学校でも休み時間になると、メールやら電話やらで呼び出されたからちょっといってくると、教室にいないから
どんな人なのか、さっぱり?
寮生曰く、『チャラいけど、優しい』『チャラいけど、周りに気を使える』『チャラいけど、繊細』…とにかく『チャラい』人らしい…
でも、今人垣の中心で歌う彼は、しっかり顔を上げて前を見て、たまにメンバーや観ている人に笑いかけたり、堂々としていて『チャラい』という印象はなかった。

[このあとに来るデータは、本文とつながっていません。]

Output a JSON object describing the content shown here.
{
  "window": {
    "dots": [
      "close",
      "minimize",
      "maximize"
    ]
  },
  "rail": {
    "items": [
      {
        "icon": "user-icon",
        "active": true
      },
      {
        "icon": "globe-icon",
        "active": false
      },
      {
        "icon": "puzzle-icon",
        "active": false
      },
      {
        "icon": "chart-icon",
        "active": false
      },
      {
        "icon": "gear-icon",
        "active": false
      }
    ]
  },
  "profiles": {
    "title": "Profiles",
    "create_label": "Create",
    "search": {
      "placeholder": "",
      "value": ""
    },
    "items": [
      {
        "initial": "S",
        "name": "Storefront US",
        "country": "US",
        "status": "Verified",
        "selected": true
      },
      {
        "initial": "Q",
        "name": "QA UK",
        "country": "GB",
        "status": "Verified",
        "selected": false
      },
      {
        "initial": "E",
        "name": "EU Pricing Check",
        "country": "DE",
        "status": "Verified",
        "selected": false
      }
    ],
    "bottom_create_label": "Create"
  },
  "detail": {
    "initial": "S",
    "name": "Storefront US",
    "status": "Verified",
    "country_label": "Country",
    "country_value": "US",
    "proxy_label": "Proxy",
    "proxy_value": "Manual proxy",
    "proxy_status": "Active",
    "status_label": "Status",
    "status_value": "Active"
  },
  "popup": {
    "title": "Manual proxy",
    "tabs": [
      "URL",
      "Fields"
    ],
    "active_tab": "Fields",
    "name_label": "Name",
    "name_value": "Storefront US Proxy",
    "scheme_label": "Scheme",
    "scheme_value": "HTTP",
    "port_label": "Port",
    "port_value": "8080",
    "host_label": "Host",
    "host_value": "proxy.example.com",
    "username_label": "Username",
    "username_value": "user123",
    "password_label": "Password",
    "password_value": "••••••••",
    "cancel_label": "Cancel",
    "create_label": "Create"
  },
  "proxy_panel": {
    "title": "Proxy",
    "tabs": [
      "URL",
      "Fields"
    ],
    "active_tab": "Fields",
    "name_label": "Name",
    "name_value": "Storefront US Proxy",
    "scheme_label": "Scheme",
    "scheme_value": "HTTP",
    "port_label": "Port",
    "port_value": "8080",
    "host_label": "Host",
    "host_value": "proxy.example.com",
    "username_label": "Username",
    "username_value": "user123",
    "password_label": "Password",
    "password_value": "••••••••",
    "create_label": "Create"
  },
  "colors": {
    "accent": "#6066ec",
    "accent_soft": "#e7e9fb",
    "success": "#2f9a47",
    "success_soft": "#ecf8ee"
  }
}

歌うのが楽しくて、歌を聞いてもらえるのが嬉しくてしょうがないって顔をしていた。
聞いてる人たちも、演奏している人たちも、皆笑顔だった。
凄いと思ったし、羨ましいとも思った。
ピアノの練習を始めて1か月程度の私には、あんな風になりたいなんておこがましい話なんだけど
出来れば友達が笑ってくれたらいいなと思う。
その為に、もっと頑張ろうと思った。
曲が終わり観客たちの拍手の中、にっこりと笑う彼の笑顔に背中を押されたような気分になって、私は予約を入れていた練習室へ足を向けた。
寮に帰ってきて、玄関に並ぶネームプレートの中から路上ライブ中に聞こえてきた名前を探す。
…アキラ…アキラ…これ?
『榊晃』
…サカキアキラ…
榊君・榊君・榊君…
何度か口の中で名前を繰り返してみて、小さく口に出して呼んでみる。